Experiment time came right away. I had to leave town for the weekend as we were expecting our coldest days this winter. Highs in the single digits and windchill in the -20 possible overnights. In VA, even in the mountains, that is unusually cold.
I was leaving Friday while the temps were still normal cold (20s). But Dee persisted: animals know what the weather is bringing. Better than we do.
I brought both blankets and no lead ropes/halters. I didn’t do the hold up and put the head in trick because I’d never tried it before and wasn’t sure if they’d know what I meant. But I did put the blanket on slowly one step at a time. I know my horses can communicate if they are happy or not.
Faygo stood while I blanketed her and seemed fine with the idea. Deal.
Khaleesi said No Deal.
She nipped in my direction and tried to step away. I took the blanket off and said:
Ok- you know best. I’m sure you’ll be fine. I respect your choice not to use a blanket.
And I left.
When I returned on Sunday, the weather was calling to get worse. We were now expecting sleet, snow and freezing rain. I went to visit the girls and they were acting frisky. Even I could feel the change in the air.
I brought some grain and Khaleesi’s blanket. I can assure you she doesn’t care enough for grain to let me blanket her if she doesn’t want to. She will still nip toward me and walk away (to faygos bowl for sure!) so the grain was not a bribe and she was eating on Friday when I tried to blanket her as well- the day she clearly said No Deal.
I walked up and showed her the blanket. She smelled it and went back to eating. I walked over to her fully expecting she would side step- she stood like a statue. I set the folded half onto her rump. Not a twitch. I unfolded it onto her back and she didn’t move or nip toward me. I adjusted it to be sure. Nothing. Finally I reached under her and around her chest to buckle it up. No question she would normally have no trouble nosing me or nipping at the air. Not a sign.
I was honestly amazed. In the past if I wanted to blanket her I would have never gone without a halter. I always assumed I’d have to tie her to get it on.
She was communicating with me and I’d just ignored her because “I knew best“.
There are times when she might just have to “Deal” because we have no choice… A vet needs her to stand still or we have to go for a ride and she needs her saddle on… She doesn’t want to go that way on the trail. She might say she doesn’t like it but I’ll have to override her. Sometimes I DO know best.
However, if I want to have a good relationship and for her to have a positive opinion of me- and I do because I need to trust her with my life and safety- then maybe I need to start trying to understand her better.

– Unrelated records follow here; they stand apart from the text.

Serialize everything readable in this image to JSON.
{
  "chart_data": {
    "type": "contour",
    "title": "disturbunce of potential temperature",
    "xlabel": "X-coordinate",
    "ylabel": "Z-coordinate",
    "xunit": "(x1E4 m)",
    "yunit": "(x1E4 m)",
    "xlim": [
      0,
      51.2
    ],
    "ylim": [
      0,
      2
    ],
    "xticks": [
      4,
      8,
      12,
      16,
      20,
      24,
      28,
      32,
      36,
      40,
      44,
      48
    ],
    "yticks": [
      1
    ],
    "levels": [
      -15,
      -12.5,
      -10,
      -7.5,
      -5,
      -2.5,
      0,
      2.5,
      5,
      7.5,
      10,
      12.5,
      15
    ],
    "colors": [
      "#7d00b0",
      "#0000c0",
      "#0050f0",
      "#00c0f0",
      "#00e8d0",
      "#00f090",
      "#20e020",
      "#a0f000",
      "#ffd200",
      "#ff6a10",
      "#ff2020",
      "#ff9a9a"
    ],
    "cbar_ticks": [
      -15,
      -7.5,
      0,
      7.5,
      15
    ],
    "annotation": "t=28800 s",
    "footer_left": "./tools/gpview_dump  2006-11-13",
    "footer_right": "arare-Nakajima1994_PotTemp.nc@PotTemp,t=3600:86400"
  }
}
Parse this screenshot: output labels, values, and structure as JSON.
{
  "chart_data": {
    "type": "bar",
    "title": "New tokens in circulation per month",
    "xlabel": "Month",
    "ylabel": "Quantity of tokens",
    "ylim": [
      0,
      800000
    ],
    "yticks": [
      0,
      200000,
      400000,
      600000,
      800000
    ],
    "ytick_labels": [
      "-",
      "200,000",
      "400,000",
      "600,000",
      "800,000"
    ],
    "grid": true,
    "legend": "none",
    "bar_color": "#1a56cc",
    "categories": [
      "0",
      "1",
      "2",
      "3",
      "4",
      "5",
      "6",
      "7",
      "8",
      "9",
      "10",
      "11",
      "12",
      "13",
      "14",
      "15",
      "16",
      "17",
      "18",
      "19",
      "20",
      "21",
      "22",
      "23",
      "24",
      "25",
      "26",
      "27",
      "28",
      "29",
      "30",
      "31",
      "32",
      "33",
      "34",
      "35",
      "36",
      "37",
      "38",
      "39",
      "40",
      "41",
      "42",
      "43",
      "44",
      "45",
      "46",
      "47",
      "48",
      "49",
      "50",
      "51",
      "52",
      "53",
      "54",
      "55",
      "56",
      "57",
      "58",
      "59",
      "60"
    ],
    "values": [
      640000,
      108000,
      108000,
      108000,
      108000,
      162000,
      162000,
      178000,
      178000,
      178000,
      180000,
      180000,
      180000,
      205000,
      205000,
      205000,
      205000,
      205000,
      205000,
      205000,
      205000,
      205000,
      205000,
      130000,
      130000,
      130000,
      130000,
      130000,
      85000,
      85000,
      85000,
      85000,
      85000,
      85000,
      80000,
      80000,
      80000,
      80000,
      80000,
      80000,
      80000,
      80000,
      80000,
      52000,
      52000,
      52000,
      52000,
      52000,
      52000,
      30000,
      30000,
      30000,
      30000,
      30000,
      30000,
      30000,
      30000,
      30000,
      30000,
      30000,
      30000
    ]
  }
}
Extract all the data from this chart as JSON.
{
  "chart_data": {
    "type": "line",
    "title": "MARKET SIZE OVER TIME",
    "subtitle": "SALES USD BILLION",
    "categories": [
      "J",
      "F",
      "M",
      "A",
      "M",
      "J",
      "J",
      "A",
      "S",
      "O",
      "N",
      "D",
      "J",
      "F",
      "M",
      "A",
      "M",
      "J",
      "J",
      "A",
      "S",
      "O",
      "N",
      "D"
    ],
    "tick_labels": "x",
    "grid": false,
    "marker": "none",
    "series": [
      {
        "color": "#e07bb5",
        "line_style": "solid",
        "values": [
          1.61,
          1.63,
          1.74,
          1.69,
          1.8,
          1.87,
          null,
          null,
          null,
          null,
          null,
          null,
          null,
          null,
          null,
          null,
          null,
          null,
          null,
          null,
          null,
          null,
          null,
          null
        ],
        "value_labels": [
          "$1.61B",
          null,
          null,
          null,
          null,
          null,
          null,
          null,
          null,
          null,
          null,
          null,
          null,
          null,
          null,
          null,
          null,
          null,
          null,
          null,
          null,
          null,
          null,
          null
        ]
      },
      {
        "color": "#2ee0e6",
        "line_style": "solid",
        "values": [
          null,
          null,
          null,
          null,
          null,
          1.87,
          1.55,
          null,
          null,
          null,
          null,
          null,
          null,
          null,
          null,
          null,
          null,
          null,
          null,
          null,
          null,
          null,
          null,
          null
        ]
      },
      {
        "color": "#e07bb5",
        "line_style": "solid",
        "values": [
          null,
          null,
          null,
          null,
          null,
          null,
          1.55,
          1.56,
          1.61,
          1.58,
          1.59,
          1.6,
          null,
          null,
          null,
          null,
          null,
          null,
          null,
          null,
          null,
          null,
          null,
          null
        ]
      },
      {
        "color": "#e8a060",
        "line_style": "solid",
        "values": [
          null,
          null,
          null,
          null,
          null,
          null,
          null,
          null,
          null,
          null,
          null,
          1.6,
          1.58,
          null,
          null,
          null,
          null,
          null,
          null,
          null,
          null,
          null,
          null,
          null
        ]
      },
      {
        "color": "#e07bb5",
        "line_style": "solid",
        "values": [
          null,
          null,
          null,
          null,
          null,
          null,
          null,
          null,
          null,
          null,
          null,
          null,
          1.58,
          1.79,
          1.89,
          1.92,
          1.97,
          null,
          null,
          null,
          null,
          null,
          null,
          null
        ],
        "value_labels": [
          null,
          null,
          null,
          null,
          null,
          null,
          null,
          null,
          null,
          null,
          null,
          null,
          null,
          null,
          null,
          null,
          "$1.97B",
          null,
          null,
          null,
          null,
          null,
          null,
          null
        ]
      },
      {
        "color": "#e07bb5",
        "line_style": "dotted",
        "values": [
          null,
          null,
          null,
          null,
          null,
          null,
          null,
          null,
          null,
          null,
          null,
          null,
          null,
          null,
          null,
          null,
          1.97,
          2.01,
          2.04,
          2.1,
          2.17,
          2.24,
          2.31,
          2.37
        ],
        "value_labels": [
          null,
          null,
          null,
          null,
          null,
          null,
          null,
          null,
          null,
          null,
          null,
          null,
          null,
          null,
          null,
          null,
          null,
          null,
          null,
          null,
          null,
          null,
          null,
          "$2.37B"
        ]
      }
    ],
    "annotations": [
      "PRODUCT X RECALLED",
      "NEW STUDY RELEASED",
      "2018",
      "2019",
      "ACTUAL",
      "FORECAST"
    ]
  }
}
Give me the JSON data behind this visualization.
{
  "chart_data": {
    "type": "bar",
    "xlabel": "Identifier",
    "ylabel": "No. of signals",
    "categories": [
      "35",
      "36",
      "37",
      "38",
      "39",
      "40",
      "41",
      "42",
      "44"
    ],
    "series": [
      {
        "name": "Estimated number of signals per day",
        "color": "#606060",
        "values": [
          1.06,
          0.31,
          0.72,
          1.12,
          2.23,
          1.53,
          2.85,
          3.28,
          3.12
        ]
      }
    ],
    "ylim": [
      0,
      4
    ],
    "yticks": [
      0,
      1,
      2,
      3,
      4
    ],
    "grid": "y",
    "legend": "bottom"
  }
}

Maybe sometimes I can respect her wishes (no blanket is a pretty easy one to start with), and then she might compromise with me when I have to insist on my way. Maybe I can work with her without losing my leader status. I can’t truly ‘force’ her to respect me- you can only force someone to fear you – and even then it’s questionable.
I want my horse to have a high opinion of me. A good opinion of me. I do not want her to fear me, but to respect me. That means I have to be worthy of that respect somehow. This means I have to try to see things from her perspective.
Today I went out in the snow to feed some grain. Then I walked up to the hay bale to inspect it- all good- and down to the water – also all good.
Then I decided to take a walk around the field and see what would happen. The horses had followed me to the hay and were munching. They seemed to ignore me. I walked all the way to the far end of the field and once I got there I turned to see them (Khaleesi leading the way) coming over to follow me. Curious as to what I was doing.
She continued to follow me as I wandered in the field. Faygo just behind- if Faygo got too close to me Khaleesi would chase her off to keep some distance.
She was like my shadow- just at my shoulder.
It was nice to just walk around with them at liberty in their own space. I loved that they chose to spend time with me. After a while I was getting cold and damp from the snow- time for me to go.
She then followed me all the way back to the gate and stood at the fence watching as I drove away.